Hands-on Soil and Plant Science Learning Experiences for Visiting K-12 Students
We have designed and implemented an interactive program whereby young students visiting Purdue University on field trips can experience plant and soil science and depart with a better appreciation for the role agriculture plays in their daily lives. Hands-on experiments introduce students to elementary soil science. Using their observation skills, students learn the importance of soil color and apply that information to determine soil age, native plant growth and drainage to aid in building construction. They tweak their sense of feel with soil texture and learn some uses of and the importance of clay and organic matter; importantly that soil has a magnetic charge. The concept of erosion is discussed in the formation of the state of Indiana during the last two ice ages. Soil monoliths are used to illustrate the geographic regions of the state. The monoliths also help the children understand the concept of time from a geological standpoint. Hands-on experiments are also used to show how erosion occurs, how the various components of soil move in water, and the benefits of using plants to prevent erosion.

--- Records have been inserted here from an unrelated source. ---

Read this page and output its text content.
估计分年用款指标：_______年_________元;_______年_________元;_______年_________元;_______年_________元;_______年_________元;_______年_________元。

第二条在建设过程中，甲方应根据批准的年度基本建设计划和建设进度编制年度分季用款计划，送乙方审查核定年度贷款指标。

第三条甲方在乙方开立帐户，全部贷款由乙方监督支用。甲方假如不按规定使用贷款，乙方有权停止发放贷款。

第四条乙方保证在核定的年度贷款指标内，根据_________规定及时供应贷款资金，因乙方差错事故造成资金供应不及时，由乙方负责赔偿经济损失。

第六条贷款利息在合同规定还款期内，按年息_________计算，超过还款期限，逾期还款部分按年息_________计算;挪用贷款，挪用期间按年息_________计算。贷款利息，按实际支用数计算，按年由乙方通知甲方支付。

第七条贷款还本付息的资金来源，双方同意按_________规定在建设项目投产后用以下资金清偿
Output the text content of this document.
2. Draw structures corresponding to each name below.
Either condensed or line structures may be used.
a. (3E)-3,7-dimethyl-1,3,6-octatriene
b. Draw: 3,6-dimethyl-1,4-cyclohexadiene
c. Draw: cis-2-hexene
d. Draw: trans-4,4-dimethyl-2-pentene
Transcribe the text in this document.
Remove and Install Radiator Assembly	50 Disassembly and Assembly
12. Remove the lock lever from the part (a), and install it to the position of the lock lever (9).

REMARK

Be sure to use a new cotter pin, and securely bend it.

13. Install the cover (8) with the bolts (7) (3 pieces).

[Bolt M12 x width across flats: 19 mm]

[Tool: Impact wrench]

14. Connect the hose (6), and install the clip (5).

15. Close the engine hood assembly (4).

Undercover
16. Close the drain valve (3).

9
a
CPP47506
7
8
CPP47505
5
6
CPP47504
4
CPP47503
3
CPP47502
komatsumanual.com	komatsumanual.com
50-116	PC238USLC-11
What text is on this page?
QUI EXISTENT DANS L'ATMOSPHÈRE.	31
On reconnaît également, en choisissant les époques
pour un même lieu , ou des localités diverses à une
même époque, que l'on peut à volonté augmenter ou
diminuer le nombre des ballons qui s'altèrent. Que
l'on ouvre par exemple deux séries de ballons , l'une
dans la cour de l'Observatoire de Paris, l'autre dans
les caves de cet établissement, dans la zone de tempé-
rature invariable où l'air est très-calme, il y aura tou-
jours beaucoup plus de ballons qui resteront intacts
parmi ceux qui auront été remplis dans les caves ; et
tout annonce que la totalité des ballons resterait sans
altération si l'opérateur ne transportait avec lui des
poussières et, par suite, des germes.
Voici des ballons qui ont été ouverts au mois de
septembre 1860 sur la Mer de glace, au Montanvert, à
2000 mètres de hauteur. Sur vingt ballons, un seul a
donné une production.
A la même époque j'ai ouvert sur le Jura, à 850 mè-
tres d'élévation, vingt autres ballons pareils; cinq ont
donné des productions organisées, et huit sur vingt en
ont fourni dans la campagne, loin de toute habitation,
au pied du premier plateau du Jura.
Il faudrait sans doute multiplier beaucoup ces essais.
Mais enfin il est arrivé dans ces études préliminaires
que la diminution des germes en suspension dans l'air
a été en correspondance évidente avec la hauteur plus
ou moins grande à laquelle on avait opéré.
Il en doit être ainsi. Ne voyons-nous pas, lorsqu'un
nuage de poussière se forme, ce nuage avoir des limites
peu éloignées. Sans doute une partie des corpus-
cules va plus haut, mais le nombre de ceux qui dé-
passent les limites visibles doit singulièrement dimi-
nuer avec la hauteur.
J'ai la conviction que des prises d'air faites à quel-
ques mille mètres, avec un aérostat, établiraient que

As the students tour the Meig's Research Station the role of soil in wetlands, agricultural, and urban environments is discussed. Students learn how to find a wormhole and during their visit to the wetland they learn about various plants and animals and how they interact in the environment. Students visit vegetable plots, the apple orchard, and a vineyard as well as observe harvesting (fall) or cultivating and planting (spring).
Plant science is introduced through hands-on experiments using corn seed, starch gels, and iodine indicator. Students learn what an enzyme is and how it works using Lego TM blocks and jigsaw puzzles, and have the opportunity to see enzymes in action. We discuss the role enzymes play in seed germination and food digestion. Short experiments changing enzyme assay parameters will be implemented and charted. Food examples from grains, vegetables and fruits will be tested for the carbohydrate starch, and nutrient charts from products of these three groups will be examined. Students will taste the products of starch digestion and learn many ways industry uses these sugars in grocery products. We want to discuss with the students the differences in nutrient value between raw and processed foods.